- Cover of the fourth volume of Bitter Virgin as published by Square Enix

ビター バージン (Bitā Bājin)
- Written by: Kei Kusunoki
- Published by: Square Enix
- Magazine: Young Gangan
- Original run: February 18, 2005 – March 7, 2008
- Volumes: 4

= Bitter Virgin =

Japanese manga series

Bitter Virgin (ビター バージン, Bitā Bājin) is a seinen manga presented by Kei Kusunoki and serialized in Young Gangan. Prior to producing this manga, Kusunoki had stopped writing for a period in order to cope with a miscarriage.

Bitter Virgin is the story of high school student Daisuke Suwa and his classmate, a girl named Hinako Aikawa, as well as the relationship that develops between them soon after Daisuke discovers a tragic – and very personal – secret that Hinako has been forced to bear on her own.

==Plot==
Daisuke Suwa is a high school student living with his widowed mother in a small Japanese community. His ambitions are to leave the town, gain acceptance at a city university, and enjoy being a bachelor.

In a discussion with a classmate about which of the girls in class he would choose to date, he declares he would pass on only one: Hinako Aikawa, a beautiful but shy girl. Daisuke is put off by her "sweet virgin" act and is annoyed by her extreme reactions to physical contact with men.

Working after school one day, Daisuke takes refuge in an empty church building to avoid a pair of girls, hiding inside a confessional booth. Believing him to be a priest, Hinako asks him to hear her confession.

As a junior high school student, Hinako was sexually abused by her stepfather and became pregnant. Her mother learned of the pregnancy when Hinako miscarried, but did nothing. The abuse continued and Hinako became pregnant again. She was told that the pregnancy may make her incapable of bearing children again, but since the doctors felt an abortion at that point would be dangerous, she carried the baby to term and her mother had it put up for adoption immediately after birth.

Hinako ends by saying that although she never wanted the child and was relieved to have it adopted, she wonders whether it would be all right if she celebrated his birthday, which is today. Daisuke assures her that she has the support of God, which calms Hinako down, she thanks him and leaves.

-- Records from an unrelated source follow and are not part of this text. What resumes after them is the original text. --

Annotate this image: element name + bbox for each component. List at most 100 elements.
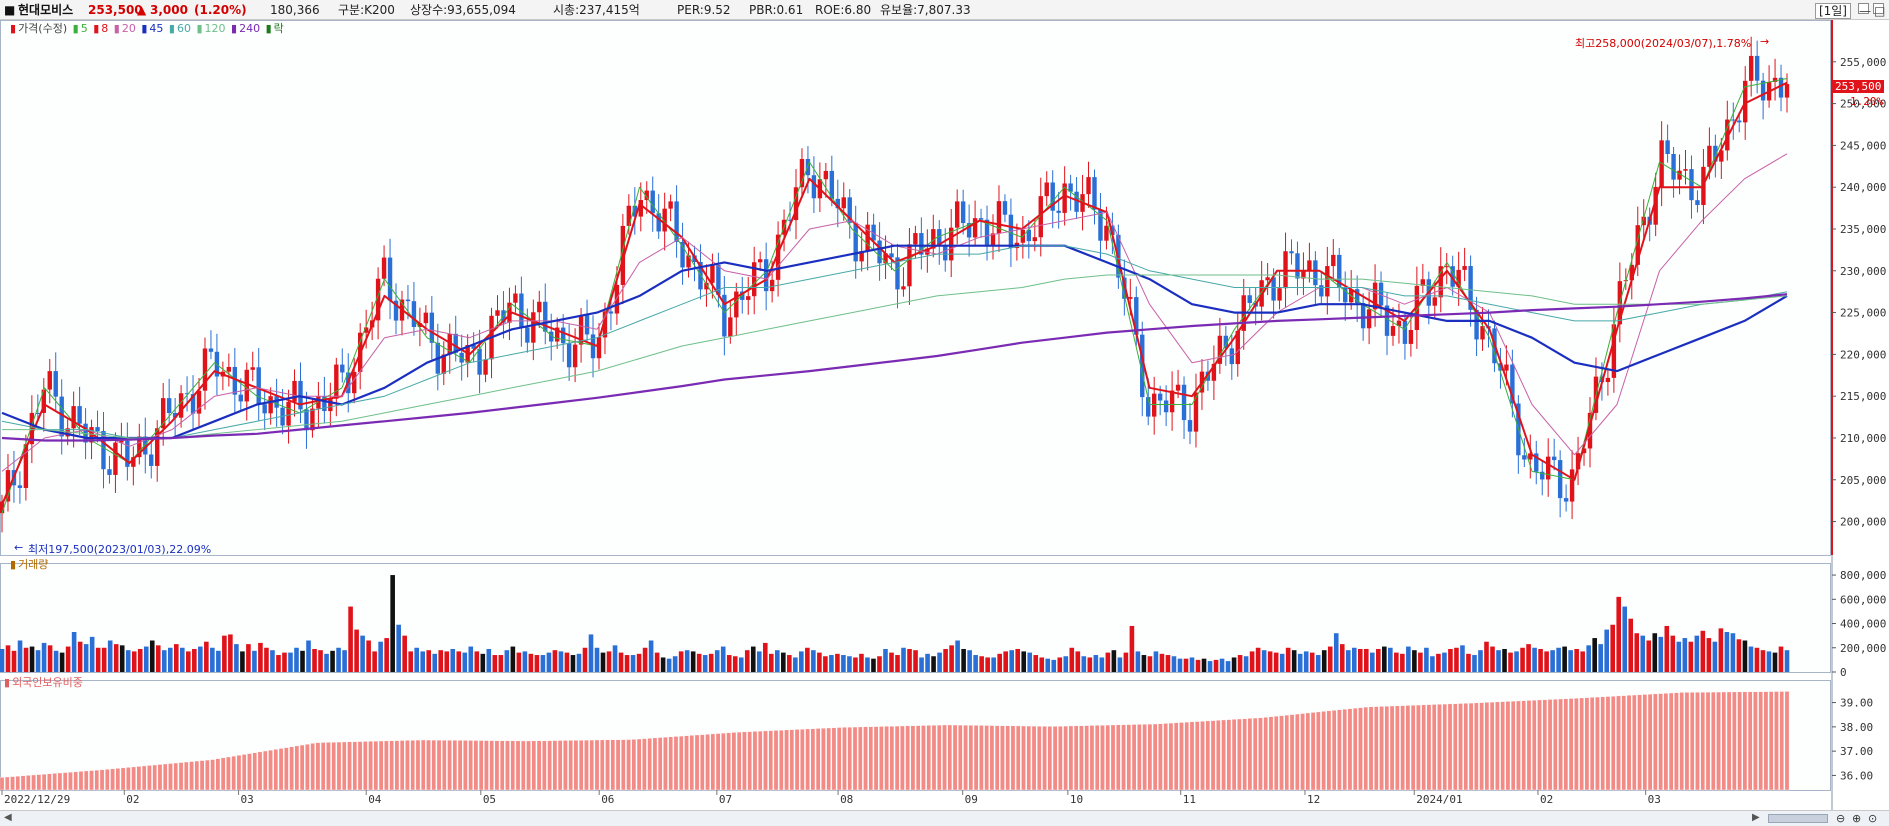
minimize-icon[interactable]: — (1858, 3, 1871, 18)
legend-ma120: 120 (204, 22, 226, 35)
candle-body (274, 396, 279, 408)
scroll-thumb[interactable] (1768, 814, 1828, 823)
foreign-bar (299, 744, 305, 791)
foreign-bar (389, 740, 394, 791)
candle-body (1754, 55, 1760, 81)
foreign-bar (531, 740, 537, 791)
foreign-bar (958, 724, 963, 791)
foreign-bar (857, 726, 863, 791)
foreign-bar (1400, 705, 1405, 791)
volume-bar (1730, 633, 1736, 672)
candle-body (1522, 455, 1527, 460)
volume-bar (1544, 651, 1549, 672)
foreign-bar (984, 725, 989, 791)
zoom-out-icon[interactable]: ⊖ (1836, 812, 1846, 825)
price-tick-label: 220,000 (1840, 348, 1886, 361)
scroll-right-icon[interactable]: ▶ (1752, 812, 1760, 823)
foreign-bar (94, 769, 100, 791)
foreign-bar (194, 760, 200, 791)
foreign-bar (868, 726, 874, 791)
foreign-bar (1716, 691, 1721, 791)
foreign-bar (320, 742, 326, 791)
candle-body (292, 380, 297, 402)
volume-bar (1063, 656, 1069, 672)
foreign-bar (668, 736, 674, 791)
ma-line-120 (2, 274, 1788, 439)
price-tick-label: 205,000 (1840, 474, 1886, 487)
volume-bar (1472, 655, 1477, 672)
period-button[interactable]: [1일] (1814, 3, 1851, 19)
foreign-bar (1658, 693, 1663, 791)
foreign-bar (1495, 701, 1500, 791)
volume-bar (354, 629, 359, 672)
zoom-in-icon[interactable]: ⊕ (1852, 812, 1862, 825)
candle-body (71, 406, 76, 429)
volume-bar (672, 656, 678, 672)
volume-bar (1189, 657, 1195, 672)
zoom-reset-icon[interactable]: ⊙ (1868, 812, 1878, 825)
candle-body (787, 219, 793, 221)
volume-bar (113, 644, 119, 672)
volume-bar (1538, 648, 1543, 672)
foreign-bar (1221, 719, 1226, 791)
candle-body (990, 233, 996, 246)
volume-tick-label: 200,000 (1840, 642, 1886, 655)
foreign-bar (752, 731, 758, 791)
candle-body (626, 205, 632, 226)
foreign-bar (478, 740, 484, 791)
scroll-left-icon[interactable]: ◀ (4, 812, 12, 823)
candle-body (232, 366, 238, 395)
foreign-bar (189, 761, 194, 791)
candle-body (1193, 392, 1199, 432)
foreign-bar (1758, 691, 1763, 791)
candle-body (483, 359, 488, 375)
volume-bar (186, 651, 191, 672)
candle-body (1157, 393, 1163, 401)
foreign-bar (1131, 724, 1137, 791)
volume-bar (1478, 650, 1483, 672)
foreign-bar (178, 762, 184, 791)
candle-body (513, 293, 518, 303)
foreign-bar (1079, 725, 1084, 791)
volume-bar (222, 635, 227, 672)
volume-bar (1153, 651, 1159, 672)
candle-body (1462, 266, 1467, 270)
candle-body (793, 187, 799, 221)
candle-body (1737, 120, 1742, 123)
foreign-bar (973, 725, 979, 791)
foreign-bar (1558, 698, 1563, 791)
candle-body (1050, 182, 1055, 211)
horizontal-scrollbar[interactable]: ◀ ▶ ⊖ ⊕ ⊙ (0, 810, 1889, 826)
candle-body (1110, 225, 1115, 235)
foreign-bar (1526, 700, 1532, 791)
foreign-bar (152, 764, 157, 791)
candle-body (686, 255, 691, 268)
foreign-bar (1605, 696, 1611, 791)
volume-bar (997, 653, 1002, 672)
candle-body (650, 190, 655, 214)
foreign-bar (1742, 691, 1748, 791)
foreign-bar (1100, 725, 1105, 791)
volume-bar (648, 640, 654, 672)
foreign-bar (1584, 697, 1590, 791)
volume-bar (390, 575, 395, 672)
foreign-bar (1405, 705, 1411, 791)
foreign-bar (1310, 712, 1316, 791)
stock-chart[interactable]: 200,000 205,000 210,000 215,000 220,000 225,0… (0, 20, 1889, 810)
volume-bar (516, 652, 522, 672)
volume-bar (1213, 659, 1219, 672)
candle-body (1319, 285, 1324, 297)
candle-body (411, 301, 417, 327)
maximize-icon[interactable]: □ (1873, 3, 1886, 18)
foreign-bar (447, 740, 452, 791)
foreign-bar (294, 745, 300, 791)
candle-body (1002, 201, 1008, 215)
x-tick-label: 07 (719, 793, 732, 806)
foreign-bar (910, 725, 916, 791)
candle-body (1271, 277, 1276, 301)
foreign-bar (1015, 725, 1021, 791)
foreign-bar (147, 765, 152, 791)
volume-bar (1370, 652, 1375, 672)
foreign-bar (700, 734, 705, 791)
price-tick-label: 225,000 (1840, 307, 1886, 320)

The next day a baby carriage begins to roll down. Daisuke instinctively jumps to protect Hinako and manages to stop the carriage, both of them are knocked to the ground. In the process, Hinako's skirt gets hitched up, revealing a scar on her stomach which Daisuke recognizes as a Caesarean-section scar. Daisuke realizes that her ordeal was the cause of her aversion to men. He resolves to keep her secret and soon finds himself falling in love with her.

==Characters==
Daisuke Suwa (諏訪大介, Suwa Daisuke): The main character of the story.

Hinako Aikawa (藍川雛子, Aikawa Hinako): The main female character of the story who has developed extreme trauma towards men caused by her stepfather sexually abusing her when she was younger, making her pregnant twice.

Kazuki Ibuse (井伏香月, Ibuse Kazuki): She is Daisuke and Hinako's classmate.

Yuzu Yamamoto (山本柚, Yamamoto Yuzu): She is Daisuke's classmate and supportive childhood friend who also works at his inn.

Izumi Suwa (諏訪和泉, Suwa Izumi): Daisuke Suwa's sister is 37 weeks pregnant as the result of an affair with a colleague.

Mrs. Suwa: She is a caring mother who struggles to run the family shop.

Yamamoto (山本, Yamamoto): A bespectacled boy and classmate of Hinako, who tried to ask her out.

Nagashima (長嶋, Nagashima): Hinako's stepfather, whom her mother married after her real father died.

==Release==
The manga series was first serialized in Young Gangan, and comprises four volumes that were released in Japan from April 25, 2006, to June 25, 2008. Abroad, the series was licensed in France by Ki-oon. It was also licensed in Taiwan by Chingwin Publishing, which published the manga's four tankōbon volumes between June and November 2008 and in Hong Kong by Jade Dynasty.

==Reception==
Manga Sanctuary describes Kei Kusunoki's first love story as masterful stroke, Bitter Virgin being a deeply moving title covering dire subjects. It also praises how the author delivers the heroine's secrets without stylistic excess and the acuteness in the depiction of Daisuke's reaction and behavior. Nicolas Penedo feels that the first volume does not focus on misery and writes with intelligence about the emotional turmoil of Daisuke, describing it as having a shoujo atmosphere, but that it will be enjoyed by both sexes. He felt that the second volume was better written than the first one and that it was by turns touching and passionate. The reviewer for Manga-News feels that while the manga starts out as a typical romance manga but with a protagonist with an annoying attitude, the revelation of Hinako's secret changes the manga completely into a unique story. Nicholas Demay felt that the subject matter was well-treated with modesty and relative realism, but felt that Daisuke's transition from an opportunistic womaniser to a bashful lover was not well-handled. He noted that although the first volume sometimes felt staged, the writing in the second volume was better, noting that Hinako was less insipid than other heroines, reacting in a more realistic way to Daisuke's changed behaviour.